B
This spin-off from the “Shrek” movies, bringing the petite but highly aggressive cat voiced by Antonio Banderas to the forefront, continues the earlier series’ penchant for sending up the world of fairy tales in goofy ways. The trick had paled badly by the time “Shrek the Third” appeared, but shifting the emphasis to a subsidiary character has reinvigorated it, and “Puss in Boots” emerges as an enjoyable enough romp, if no template-breaker like “Rango.”
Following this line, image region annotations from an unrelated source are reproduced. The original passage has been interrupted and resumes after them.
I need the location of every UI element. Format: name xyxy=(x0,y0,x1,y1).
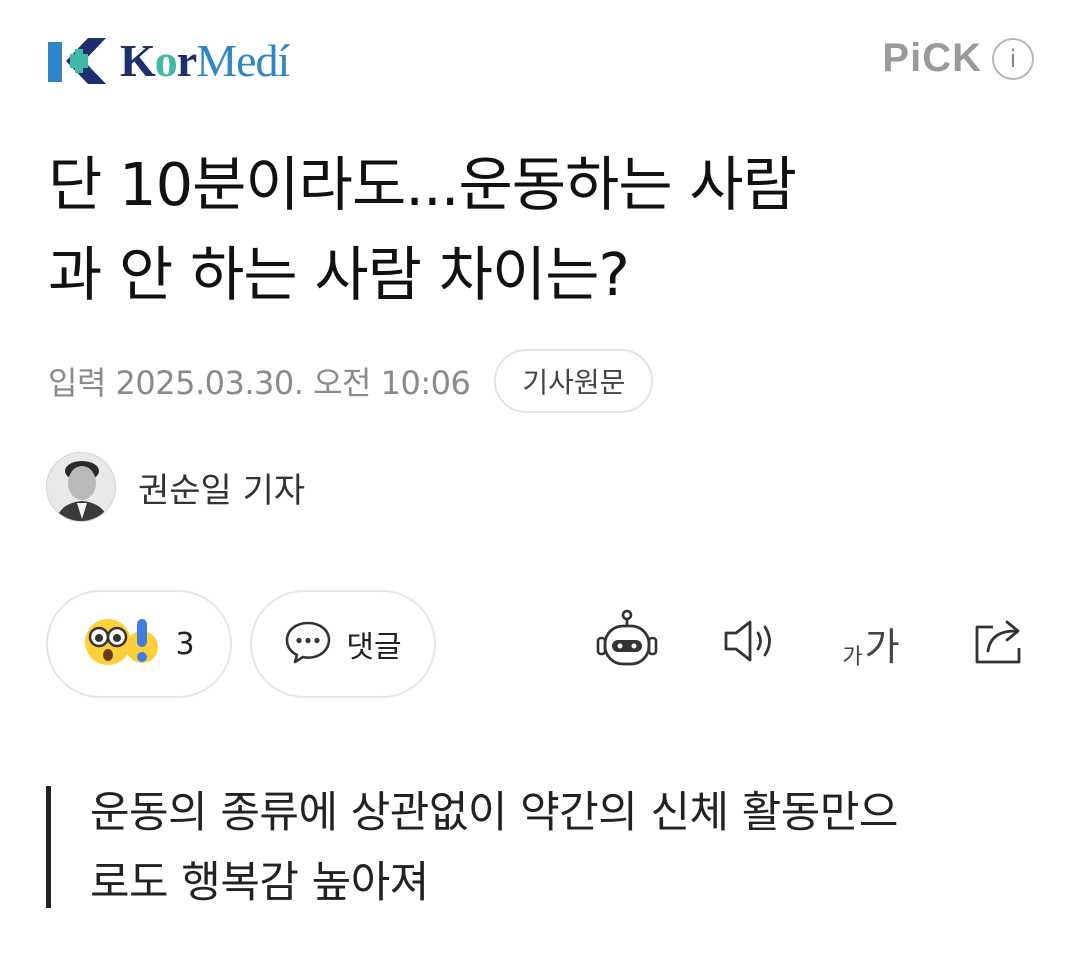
font-size-button[interactable]: 가가 xyxy=(836,600,906,686)
share-icon xyxy=(971,615,1029,671)
reporter-avatar xyxy=(46,452,116,522)
info-icon[interactable]: i xyxy=(992,37,1034,80)
subtitle-line-1: 운동의 종류에 상관없이 약간의 신체 활동만으 xyxy=(90,788,898,838)
article-meta: 입력 2025.03.30. 오전 10:06 기사원문 xyxy=(48,348,654,414)
speaker-icon xyxy=(721,618,777,668)
title-line-2: 과 안 하는 사람 차이는? xyxy=(48,240,630,309)
title-line-1: 단 10분이라도...운동하는 사람 xyxy=(48,150,797,219)
reaction-button[interactable]: 3 xyxy=(46,590,232,698)
ai-summary-button[interactable] xyxy=(592,600,662,686)
robot-summary-icon xyxy=(594,608,660,678)
comment-label: 댓글 xyxy=(346,630,402,665)
comment-button[interactable]: 댓글 xyxy=(250,590,436,698)
article-title: 단 10분이라도...운동하는 사람 과 안 하는 사람 차이는? xyxy=(48,140,1038,320)
text-to-speech-button[interactable] xyxy=(718,600,780,686)
publish-date: 입력 2025.03.30. 오전 10:06 xyxy=(48,364,471,402)
kormedi-logo-text: KorMedí xyxy=(120,35,290,86)
reaction-count: 3 xyxy=(175,626,195,662)
reporter-name: 권순일 기자 xyxy=(138,470,306,511)
article-subtitle: 운동의 종류에 상관없이 약간의 신체 활동만으 로도 행복감 높아져 xyxy=(90,778,1030,918)
exclamation-emoji-icon xyxy=(125,617,159,671)
pick-label: PiCK xyxy=(882,36,982,80)
kormedi-logo-mark-icon xyxy=(48,32,106,90)
subtitle-line-2: 로도 행복감 높아져 xyxy=(90,858,429,908)
kormedi-logo[interactable]: KorMedí xyxy=(48,32,290,90)
original-article-button[interactable]: 기사원문 xyxy=(494,349,654,413)
reporter-info[interactable]: 권순일 기자 xyxy=(46,452,305,522)
speech-bubble-icon xyxy=(284,620,332,668)
pick-badge[interactable]: PiCK i xyxy=(882,36,1034,81)
share-button[interactable] xyxy=(968,600,1032,686)
font-size-icon: 가가 xyxy=(842,624,900,670)
subtitle-quote-bar xyxy=(46,786,51,908)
The script by Tom Wheeler is in effect an “origins” story that treats the old fairy-tale with an irreverent spirit, turning the character into a mixture of feline Zorro and Hispanic Pepe le Pew. Puss was, we’re told, an orphaned kitty taken into a home for disparate castoffs, where he becomes a pal to Humpty Dumpty (Zach Galifianakis), a misfit who dreams of finding magic beans that will bring wealth and fame. Eventually Puss becomes a hero to the town by saving an old woman about to be gored by rampaging bull, but the jealous Dumpty involves the unsuspecting kitty in a robbery, forcing him to go on the lam. Dumpty, by contrast, was captured and jailed.
Now a thrill-seeking adventurer, Puss hears tell of the magic beans Dumpty had always sought, and attempts to steal them from their current owners, Jack and Jill (Billy Bob Thornton and Amy Sedaris), a couple of rough-hewn thugs constantly bickering with one another. But his effort brings him into conflict with another would-be cat burglar, the masked Kitty Softpaws (Salma Hayek), who—after an amusing dance-off with Puss—reveals herself as the accomplice of none other than Humpty Dumpty. Though still leery of his old childhood comrade, Puss agrees to team up with him to secure the beans, climb the beanstalk to the giant’s castle, and steal the golden goose. They succeed after a frenetic chase in the clouds, but on their return to terra firma our hero finds that his collaborators are not at all as they seemed.
The last act of “Puss in Boots” gets awfully frantic (one episode involves not just a land-based chase through the mountains but a wagon that literally takes flight), and some of the elements—particularly the arrival of Mother Goose, come to reclaim her baby—go past the point of wacky send-up into the realm of the positively bizarre. But overall, despite some missteps toward the close, the movie—like its star—lands on its paws. It incorporates into the dialogue and action plenty of bits involving punning feline allusions, but doesn’t beat the practice into the ground. The voice work, especially by Banderas, who applies his silken Spanish-accented baritone like a rich sauce, is mostly fine (though Galifianakis’ sing-song delivery gets a mite tiresome). And the animation is full and detailed. Even the 3D is employed intelligently, to make the actions sequences more exciting but not overwhelm the more intimate moments.
It’s pretty clear that another installment of “Shrek” would have meant two too many. With “Puss in Boots,” DreamWorks and Paramount have found a more than acceptable way of extending the series without simply repeating it. But though the movie is amusing and certainly well-made, it’s doubtful that the cat has nine lives in him in the form of eight more sequels.